Question 2 Multiple Choice
In the metric-space proof that all metric spaces are normal, what are the separating open sets constructed for disjoint closed sets F₁ and F₂?
AOpen balls of radius 1 centered at each point of Fᵢ
BUᵢ = {x : d(x, Fᵢ) < d(x, Fⱼ)} for i ≠ j
CThe complements X \ Fᵢ, which are open since Fᵢ are closed
DSets constructed inductively using Zorn's lemma
The sets Uᵢ = {x : d(x, Fᵢ) < d(x, Fⱼ)} work: each contains its Fᵢ (since d(x, Fᵢ) = 0 < d(x, Fⱼ) for x ∈ Fᵢ when the sets are disjoint closed), they are open (the distance function is continuous), and they are disjoint (a point can't be closer to each set than to the other simultaneously).
Question 3 True / False
In a normal space, any continuous function defined on a closed subspace can be extended to a continuous function on the entire space.
TTrue
FFalse
Answer: True
This is the Tietze extension theorem, which follows directly from normality via Urysohn's lemma. The proof iteratively constructs extensions with geometrically shrinking error. This is one of the primary reasons normality matters in analysis.
Question 4 True / False
Most regular (T₃) space is also normal (T₄), because if you can separate a point from a closed set, you can separate two closed sets from each other.
TTrue
FFalse
Answer: False
Regularity does not imply normality. Separating a point from a closed set is easier than separating two arbitrary closed sets. There exist regular spaces that are not normal (e.g., the Sorgenfrey plane). The implication goes the other way: compact Hausdorff spaces are normal, but compact Hausdorff implies more than T₃.
Question 5 Short Answer
Why is normality the key hypothesis in Urysohn's lemma, and what does the lemma produce that makes normality so valuable for analysis?

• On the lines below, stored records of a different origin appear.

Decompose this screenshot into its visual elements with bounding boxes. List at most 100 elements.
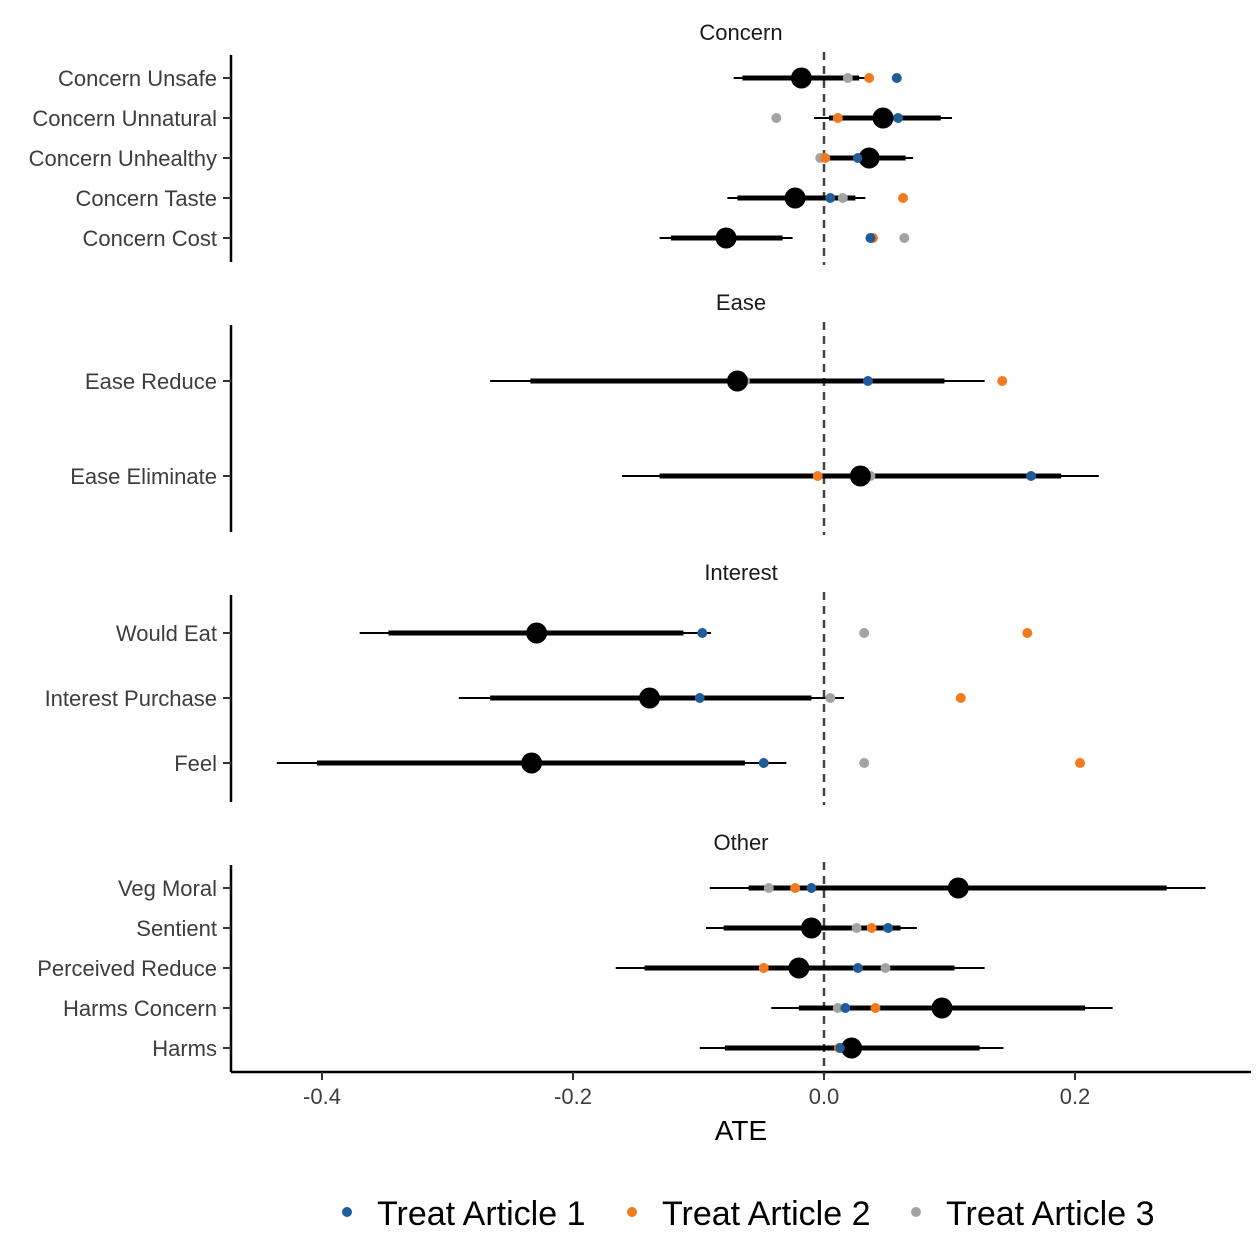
row-veg-moral: Veg Moral <box>118 876 1206 901</box>
point-article-1-overlay <box>866 234 875 243</box>
point-article-3 <box>837 193 848 203</box>
point-article-3 <box>832 1003 843 1013</box>
legend-swatch <box>627 1207 637 1217</box>
point-article-1-overlay <box>835 1043 845 1053</box>
point-estimate <box>858 147 880 169</box>
x-tick-label: 0.2 <box>1060 1084 1091 1109</box>
row-perceived-reduce: Perceived Reduce <box>37 956 985 981</box>
point-article-2 <box>898 193 909 203</box>
legend-swatch <box>911 1207 921 1217</box>
row-concern-taste: Concern Taste <box>76 186 909 211</box>
panels-layer: Concern Concern Unsafe Concern Unnatural Co… <box>29 20 1206 1075</box>
row-label: Interest Purchase <box>45 686 217 711</box>
legend-label: Treat Article 1 <box>377 1195 585 1233</box>
x-tick-label: 0.0 <box>809 1084 840 1109</box>
row-label: Ease Eliminate <box>70 464 217 489</box>
point-article-1-overlay <box>1027 472 1036 481</box>
point-article-3 <box>825 693 836 703</box>
point-article-3 <box>763 883 774 893</box>
row-label: Harms <box>152 1036 217 1061</box>
point-article-2 <box>866 923 877 933</box>
point-article-1 <box>694 693 705 703</box>
row-label: Harms Concern <box>63 996 217 1021</box>
point-article-1-overlay <box>698 629 707 638</box>
point-article-1-overlay <box>884 924 893 933</box>
legend: Treat Article 1 Treat Article 2 Treat Arti… <box>342 1195 1154 1233</box>
row-would-eat: Would Eat <box>116 621 1033 646</box>
point-article-2 <box>1022 628 1033 638</box>
point-article-1 <box>883 923 894 933</box>
point-article-1-overlay <box>826 194 835 203</box>
point-estimate <box>639 687 661 709</box>
point-article-3 <box>899 233 910 243</box>
row-label: Veg Moral <box>118 876 217 901</box>
point-article-2 <box>790 883 801 893</box>
point-estimate <box>947 877 969 899</box>
panel-title: Concern <box>699 20 782 45</box>
row-ease-eliminate: Ease Eliminate <box>70 464 1099 489</box>
point-article-1 <box>806 883 817 893</box>
point-article-1 <box>891 73 902 83</box>
panel-concern: Concern Concern Unsafe Concern Unnatural Co… <box>29 20 953 265</box>
point-estimate <box>521 752 543 774</box>
point-article-1-overlay <box>853 153 863 163</box>
point-estimate <box>526 622 548 644</box>
row-label: Would Eat <box>116 621 217 646</box>
legend-item: Treat Article 1 <box>342 1195 585 1233</box>
point-article-1-overlay <box>893 113 903 123</box>
x-axis: -0.4 -0.2 0.0 0.2 <box>231 1070 1251 1109</box>
row-concern-unhealthy: Concern Unhealthy <box>29 146 914 171</box>
panel-title: Interest <box>704 560 777 585</box>
row-harms-concern: Harms Concern <box>63 996 1113 1021</box>
point-article-1 <box>825 193 836 203</box>
legend-label: Treat Article 3 <box>946 1195 1154 1233</box>
row-label: Perceived Reduce <box>37 956 217 981</box>
row-label: Concern Cost <box>82 226 217 251</box>
x-tick-label: -0.2 <box>554 1084 592 1109</box>
point-estimate <box>800 917 822 939</box>
point-estimate <box>726 370 748 392</box>
row-label: Concern Unhealthy <box>29 146 217 171</box>
point-article-1-overlay <box>807 884 816 893</box>
row-ease-reduce: Ease Reduce <box>85 369 1008 394</box>
point-article-1 <box>697 628 708 638</box>
point-article-1-overlay <box>863 377 872 386</box>
point-estimate <box>784 187 806 209</box>
point-estimate <box>872 107 894 129</box>
point-article-1 <box>1026 471 1037 481</box>
point-article-2 <box>820 153 831 163</box>
point-article-2 <box>997 376 1008 386</box>
point-estimate <box>849 465 871 487</box>
point-article-2 <box>758 963 769 973</box>
point-article-1 <box>852 963 863 973</box>
point-article-1 <box>865 233 876 243</box>
panel-title: Ease <box>716 290 766 315</box>
point-article-2 <box>955 693 966 703</box>
row-sentient: Sentient <box>136 916 917 941</box>
point-article-1-overlay <box>759 759 768 768</box>
row-interest-purchase: Interest Purchase <box>45 686 966 711</box>
row-label: Sentient <box>136 916 217 941</box>
point-estimate <box>788 957 810 979</box>
panel-title: Other <box>713 830 768 855</box>
point-article-2 <box>832 113 843 123</box>
point-article-3 <box>859 758 870 768</box>
point-article-3 <box>842 73 853 83</box>
point-article-1 <box>758 758 769 768</box>
legend-item: Treat Article 3 <box>911 1195 1154 1233</box>
legend-label: Treat Article 2 <box>662 1195 870 1233</box>
legend-item: Treat Article 2 <box>627 1195 870 1233</box>
panel-other: Other Veg Moral Sentient Perceived Reduce Ha… <box>37 830 1206 1075</box>
row-label: Concern Unnatural <box>32 106 217 131</box>
point-article-3 <box>771 113 782 123</box>
point-estimate <box>790 67 812 89</box>
point-article-3 <box>851 923 862 933</box>
row-label: Ease Reduce <box>85 369 217 394</box>
x-axis-title: ATE <box>715 1115 767 1146</box>
point-estimate <box>715 227 737 249</box>
point-article-2 <box>1075 758 1086 768</box>
row-label: Feel <box>174 751 217 776</box>
point-article-2 <box>864 73 875 83</box>
row-harms: Harms <box>152 1036 1004 1061</box>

Think about your answer, then reveal below.
Model answer: Normality guarantees that two disjoint closed sets can be surrounded by disjoint open sets, which lets you build a nested family of open sets U_r indexed by rationals in [0,1] with F₁ ⊂ U_r and cl(U_r) ⊂ U_s for r < s. Defining f(x) = inf{r : x ∈ U_r} gives a continuous function separating F₁ and F₂. The lemma produces a continuous real-valued function with prescribed values on closed sets — bridging purely topological separation to the analytic tools of continuous functions.
Without normality you cannot build the required nesting of open sets, so the construction breaks down. The value of the lemma is that it converts a topological condition (open-set separation) into an analytic object (a continuous function), which then enables the Tietze extension theorem and makes normal spaces behave well in functional analysis.